Lissa Schneckenburger

When New England fiddler and folk singer Lissa Schneckenburger takes the stage at this week’s Crossroads International Celtic Festival, she will be tapping into generations of roots.

What is your own background/ethnic heritage?
I am a regular American Irish/Scottish/German mutt.  My great grandparents on my mother’s side were born in Ireland but met in New York City, my German ancestors are from even earlier generations.

When and why did you start playing music?
I’ve always bee attracted to music, and my parents nurtured that at an early age.  We always had great records to listen to, and friends and neighbors who played music.  I asked for a fiddle when I was five because I had a friend who played.

Are they the same reasons you still do it today?
I love that music connects me to such a vibrant community of musicians and music supporters.  I’ve met so many interesting people, and forged life long friendships through music.  Not only is music a form of creative expression, but it frames the big events of our lives and creates ways to connect with people.

What are the challenges of the vocation?
Being self employed is difficult because there is the temptation to work constantly, but not always a direct reward for the time spent.  When you do what you love for a living it is counter intuitive to take a step back from your work occasionally to stay healthy and recharge, and yet it’s so necessary.  I’ve been working on giving myself boundaries, in an attempt to temper my work-aholic nature.

What are the rewards?
So many!  I love being part of many amazing overlapping communities, creating art, experiencing beauty, discovering new sounds, making people’s lives better, self expression, traveling, connecting to past generations, and connecting to friends and musicians all over the world.

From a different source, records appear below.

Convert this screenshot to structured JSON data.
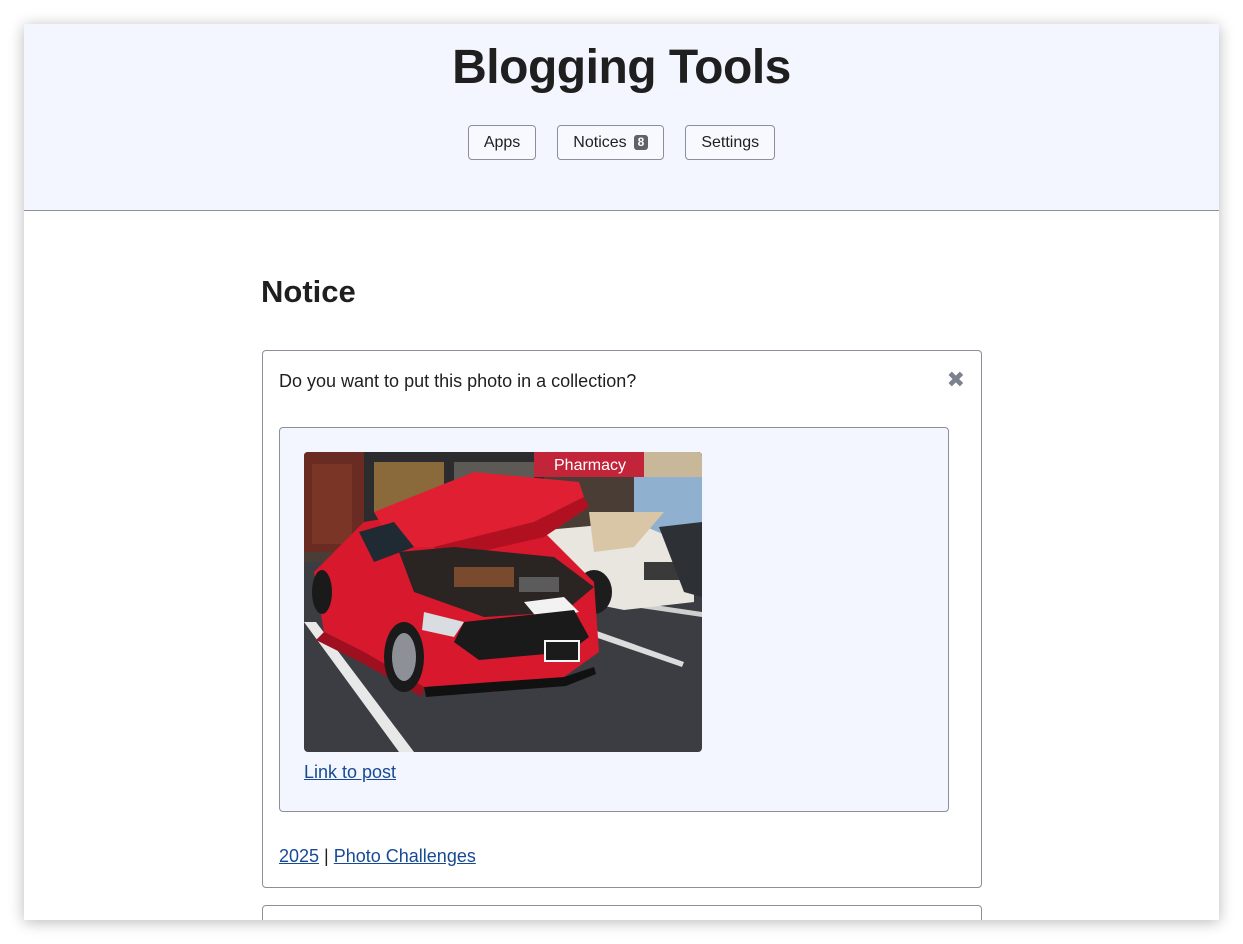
{
  "site": {
    "title": "Blogging Tools"
  },
  "nav": {
    "apps_label": "Apps",
    "notices_label": "Notices",
    "notices_count": "8",
    "settings_label": "Settings"
  },
  "page": {
    "heading": "Notice"
  },
  "notice": {
    "question": "Do you want to put this photo in a collection?",
    "close_glyph": "✖",
    "photo_alt": "Red Mustang with open hood parked beside a white classic Mustang outside a pharmacy",
    "link_label": "Link to post",
    "tags": [
      {
        "label": "2025"
      },
      {
        "label": "Photo Challenges"
      }
    ],
    "tag_separator": " | "
  },
  "colors": {
    "header_bg": "#f3f6fe",
    "link": "#174a94",
    "border": "#8a8f99",
    "badge_bg": "#5f6268"
  }
}
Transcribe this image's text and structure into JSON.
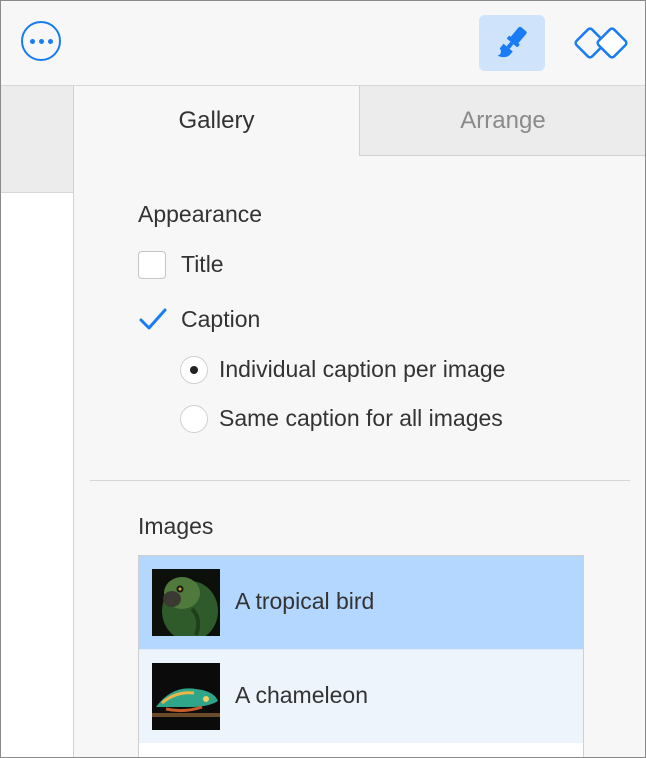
{
  "toolbar": {
    "more_icon": "ellipsis-circle-icon",
    "format_icon": "paintbrush-icon",
    "arrange_icon": "arrange-diamond-icon",
    "accent_color": "#1a7cf5"
  },
  "tabs": [
    {
      "label": "Gallery",
      "selected": true
    },
    {
      "label": "Arrange",
      "selected": false
    }
  ],
  "appearance": {
    "heading": "Appearance",
    "title_option": {
      "label": "Title",
      "checked": false
    },
    "caption_option": {
      "label": "Caption",
      "checked": true
    },
    "caption_modes": [
      {
        "label": "Individual caption per image",
        "selected": true
      },
      {
        "label": "Same caption for all images",
        "selected": false
      }
    ]
  },
  "images": {
    "heading": "Images",
    "items": [
      {
        "label": "A tropical bird",
        "selected": true
      },
      {
        "label": "A chameleon",
        "selected": false
      }
    ]
  }
}
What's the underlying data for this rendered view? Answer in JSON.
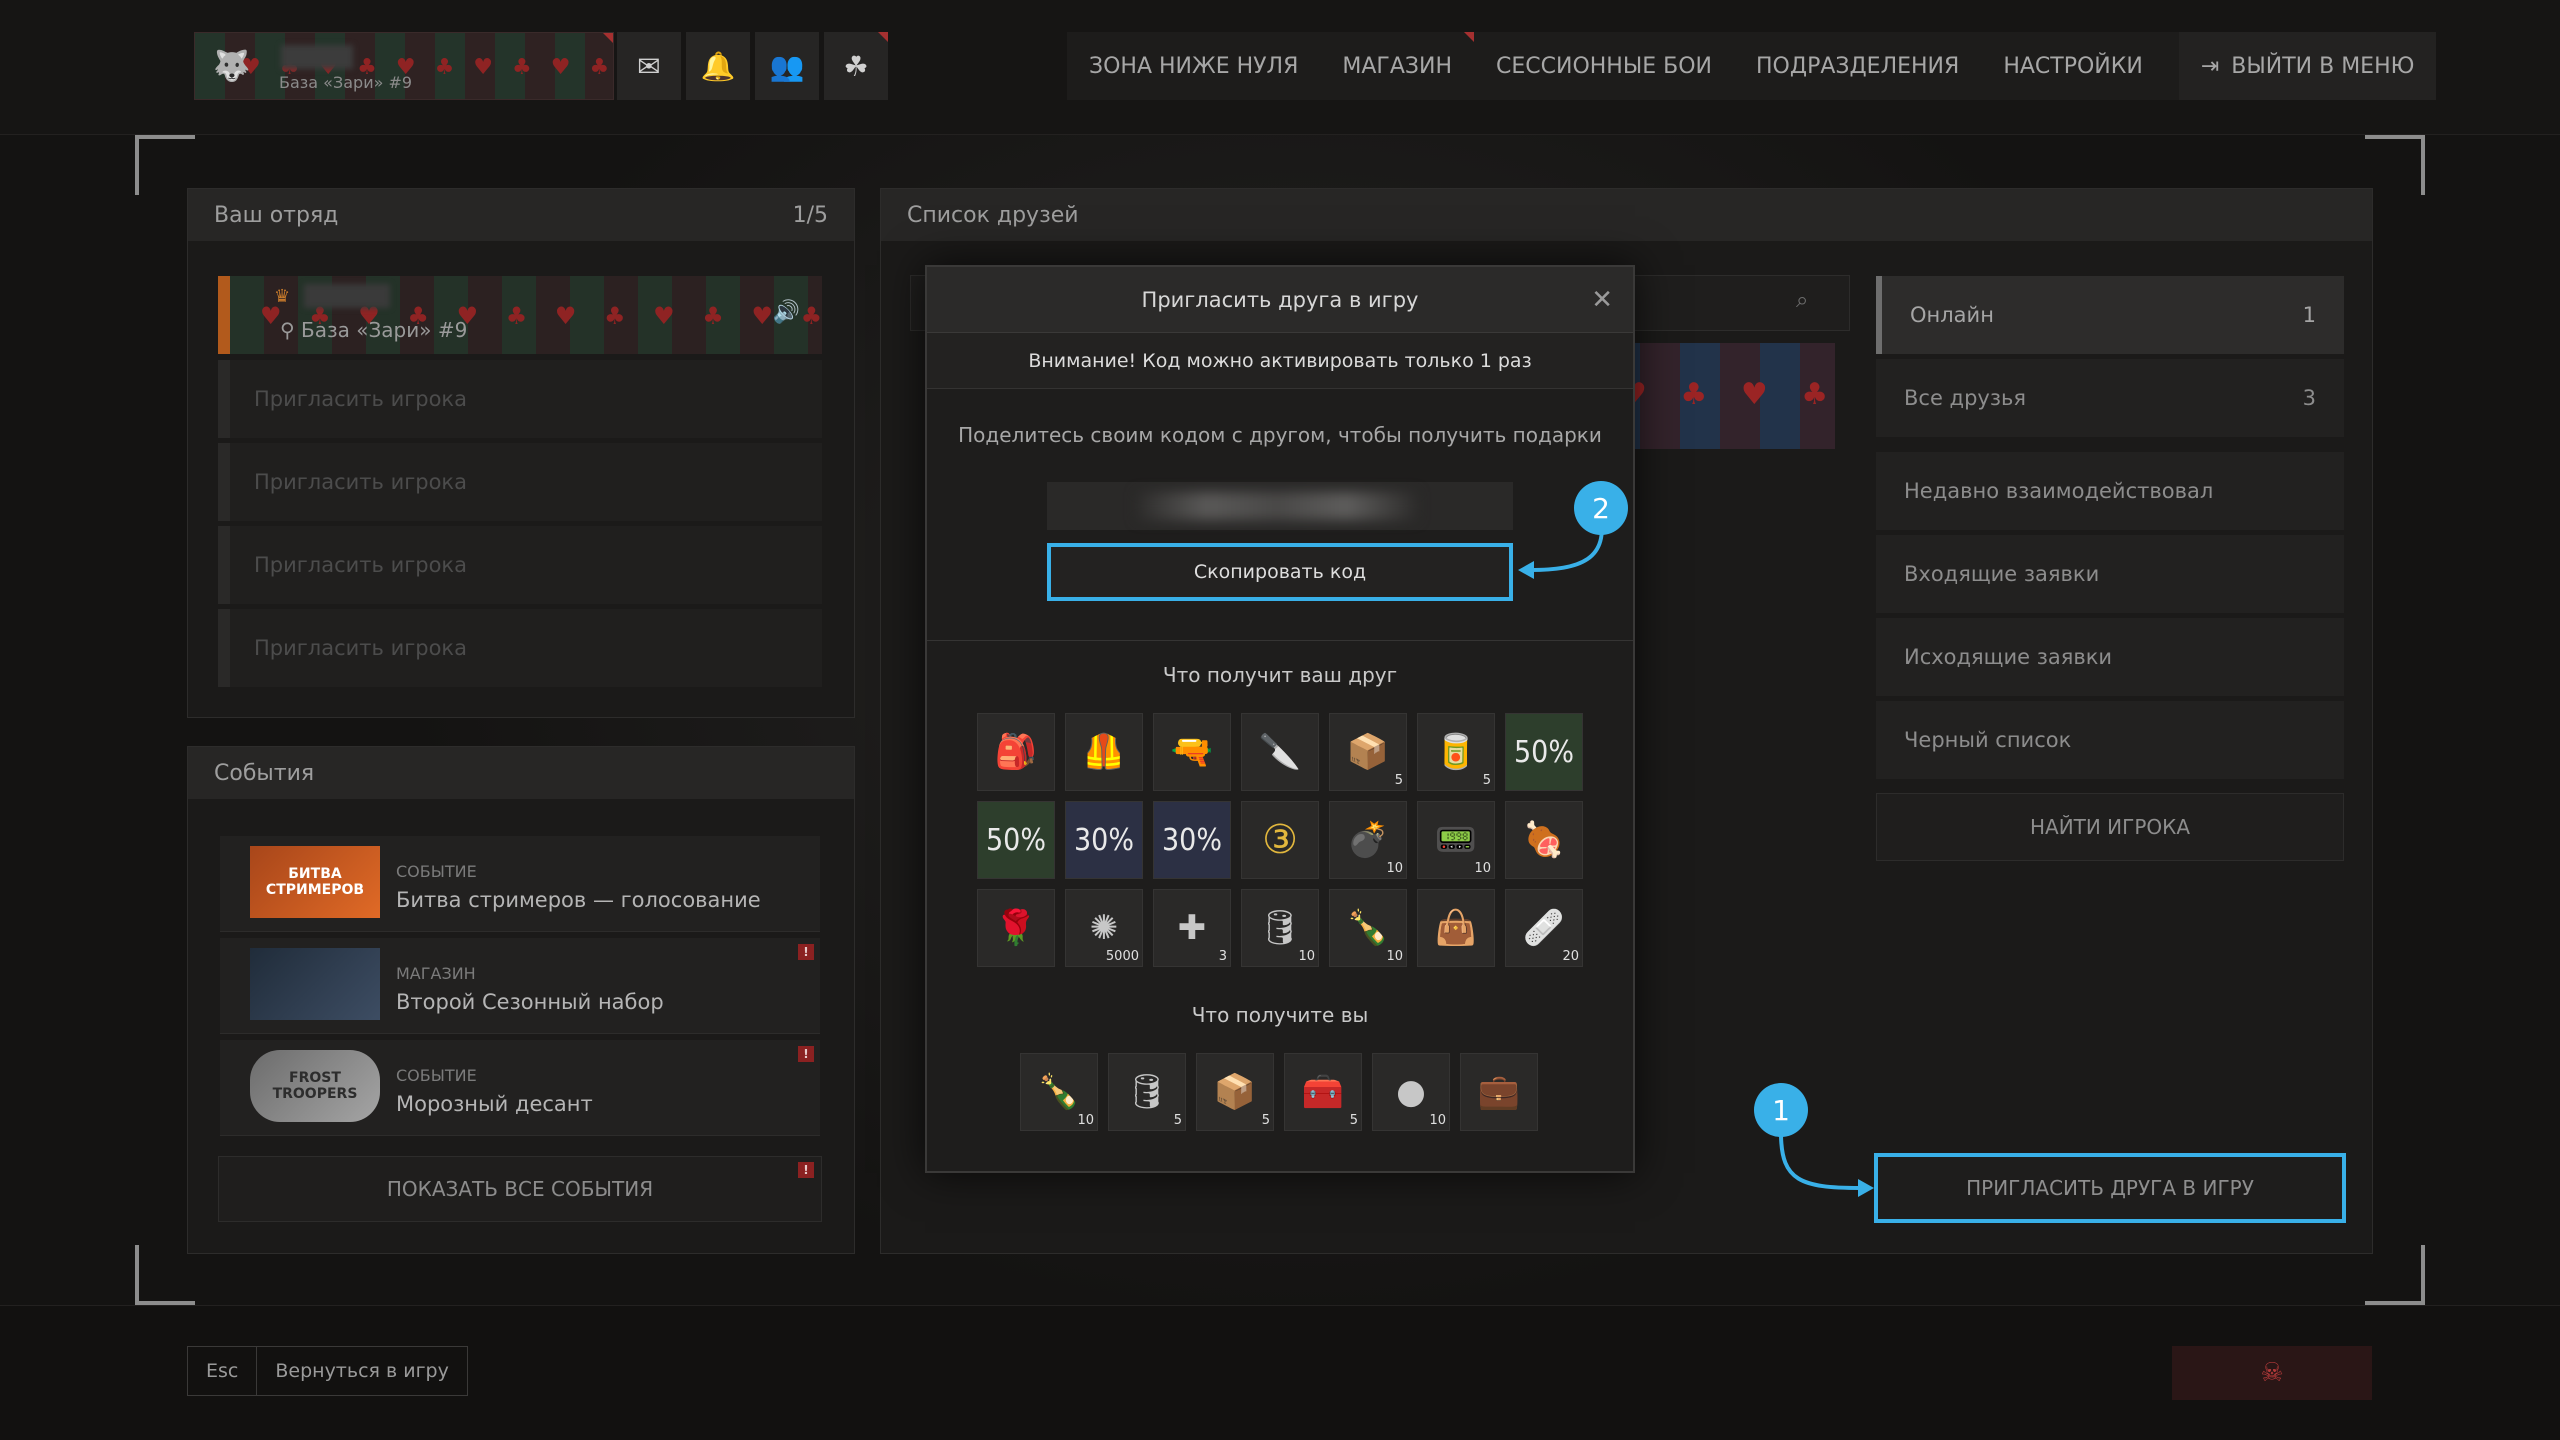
{
  "topbar": {
    "profile_base": "База «Зари» #9",
    "icons": [
      "mail-icon",
      "bell-icon",
      "friends-icon",
      "units-icon"
    ],
    "nav": [
      "ЗОНА НИЖЕ НУЛЯ",
      "МАГАЗИН",
      "СЕССИОННЫЕ БОИ",
      "ПОДРАЗДЕЛЕНИЯ",
      "НАСТРОЙКИ"
    ],
    "exit_label": "ВЫЙТИ В МЕНЮ"
  },
  "squad": {
    "title": "Ваш отряд",
    "count": "1/5",
    "leader_base": "База «Зари» #9",
    "invite_slots": [
      "Пригласить игрока",
      "Пригласить игрока",
      "Пригласить игрока",
      "Пригласить игрока"
    ]
  },
  "events": {
    "title": "События",
    "items": [
      {
        "category": "СОБЫТИЕ",
        "title": "Битва стримеров — голосование",
        "thumb_text": "БИТВА СТРИМЕРОВ"
      },
      {
        "category": "МАГАЗИН",
        "title": "Второй Сезонный набор",
        "thumb_text": ""
      },
      {
        "category": "СОБЫТИЕ",
        "title": "Морозный десант",
        "thumb_text": "FROST TROOPERS"
      }
    ],
    "show_all": "ПОКАЗАТЬ ВСЕ СОБЫТИЯ"
  },
  "friends": {
    "title": "Список друзей",
    "filters": [
      {
        "label": "Онлайн",
        "count": "1"
      },
      {
        "label": "Все друзья",
        "count": "3"
      },
      {
        "label": "Недавно взаимодействовал",
        "count": ""
      },
      {
        "label": "Входящие заявки",
        "count": ""
      },
      {
        "label": "Исходящие заявки",
        "count": ""
      },
      {
        "label": "Черный список",
        "count": ""
      }
    ],
    "find_player": "НАЙТИ ИГРОКА",
    "invite_friend": "ПРИГЛАСИТЬ ДРУГА В ИГРУ"
  },
  "modal": {
    "title": "Пригласить друга в игру",
    "warning": "Внимание! Код можно активировать только 1 раз",
    "share_text": "Поделитесь своим кодом с другом, чтобы получить подарки",
    "copy_button": "Скопировать код",
    "friend_gets_title": "Что получит ваш друг",
    "friend_gets": [
      {
        "icon": "backpack-icon",
        "count": "",
        "glyph": "🎒"
      },
      {
        "icon": "vest-icon",
        "count": "",
        "glyph": "🦺"
      },
      {
        "icon": "pistol-icon",
        "count": "",
        "glyph": "🔫"
      },
      {
        "icon": "knife-icon",
        "count": "",
        "glyph": "🔪"
      },
      {
        "icon": "crate-icon",
        "count": "5",
        "glyph": "📦"
      },
      {
        "icon": "ration-icon",
        "count": "5",
        "glyph": "🥫"
      },
      {
        "icon": "discount-50-icon",
        "count": "",
        "glyph": "50%",
        "style": "pct"
      },
      {
        "icon": "discount-50-icon",
        "count": "",
        "glyph": "50%",
        "style": "pct"
      },
      {
        "icon": "discount-30-icon",
        "count": "",
        "glyph": "30%",
        "style": "pct blue"
      },
      {
        "icon": "discount-30-icon",
        "count": "",
        "glyph": "30%",
        "style": "pct blue"
      },
      {
        "icon": "gold-3-icon",
        "count": "",
        "glyph": "③",
        "style": "gold"
      },
      {
        "icon": "grenade-icon",
        "count": "10",
        "glyph": "💣"
      },
      {
        "icon": "device-icon",
        "count": "10",
        "glyph": "📟"
      },
      {
        "icon": "meat-icon",
        "count": "",
        "glyph": "🍖"
      },
      {
        "icon": "rose-icon",
        "count": "",
        "glyph": "🌹"
      },
      {
        "icon": "energy-orb-icon",
        "count": "5000",
        "glyph": "✺"
      },
      {
        "icon": "medkit-icon",
        "count": "3",
        "glyph": "✚"
      },
      {
        "icon": "canister-icon",
        "count": "10",
        "glyph": "🛢"
      },
      {
        "icon": "bottle-icon",
        "count": "10",
        "glyph": "🍾"
      },
      {
        "icon": "bag-icon",
        "count": "",
        "glyph": "👜"
      },
      {
        "icon": "bandage-icon",
        "count": "20",
        "glyph": "🩹"
      }
    ],
    "you_get_title": "Что получите вы",
    "you_get": [
      {
        "icon": "bottle-icon",
        "count": "10",
        "glyph": "🍾"
      },
      {
        "icon": "canister-icon",
        "count": "5",
        "glyph": "🛢"
      },
      {
        "icon": "crate-icon",
        "count": "5",
        "glyph": "📦"
      },
      {
        "icon": "ammo-box-icon",
        "count": "5",
        "glyph": "🧰"
      },
      {
        "icon": "glow-orb-icon",
        "count": "10",
        "glyph": "●"
      },
      {
        "icon": "med-bag-icon",
        "count": "",
        "glyph": "💼"
      }
    ]
  },
  "markers": [
    "1",
    "2"
  ],
  "bottom": {
    "esc_key": "Esc",
    "back_label": "Вернуться в игру"
  },
  "colors": {
    "highlight": "#39b0e8",
    "accent_orange": "#b25a1c",
    "alert": "#8b2121"
  }
}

How would you describe your sound today?
I primarily play a mix of traditional New England fiddle tunes and folk songs.  I’m usually joined by Bethany Waickman on guitar, who plays in DADGAD and is influenced by a number of Irish backers.  At Celtic Crossroads we’ll also have the pleasure of playing with my husband Corey DiMario on double bass, which is a really fun way to fill out the sound.

Where do you typically perform?
My band has toured throughout the US, Canada, and northern Europe in almost every kind of venue imaginable.  From house concerts to theaters and everywhere in between.

What makes a good song?
I like a song with a beautiful melody that tells a captivating story.  Being able to tell a story, or even a small part of a story, through music is a great joy.

Is your creative process more ‘inspirational’ or ‘perspirational’?
It’s usually a 50/50 mix of both.

What do you have on tap for the rest of 2013?
I’m currently promoting a new recording project called “Covers” which came out this summer.  It’s a collection of folky interpretations of pop songs from the last 60 or so years that I co produced with singer Aoife O’Donovan.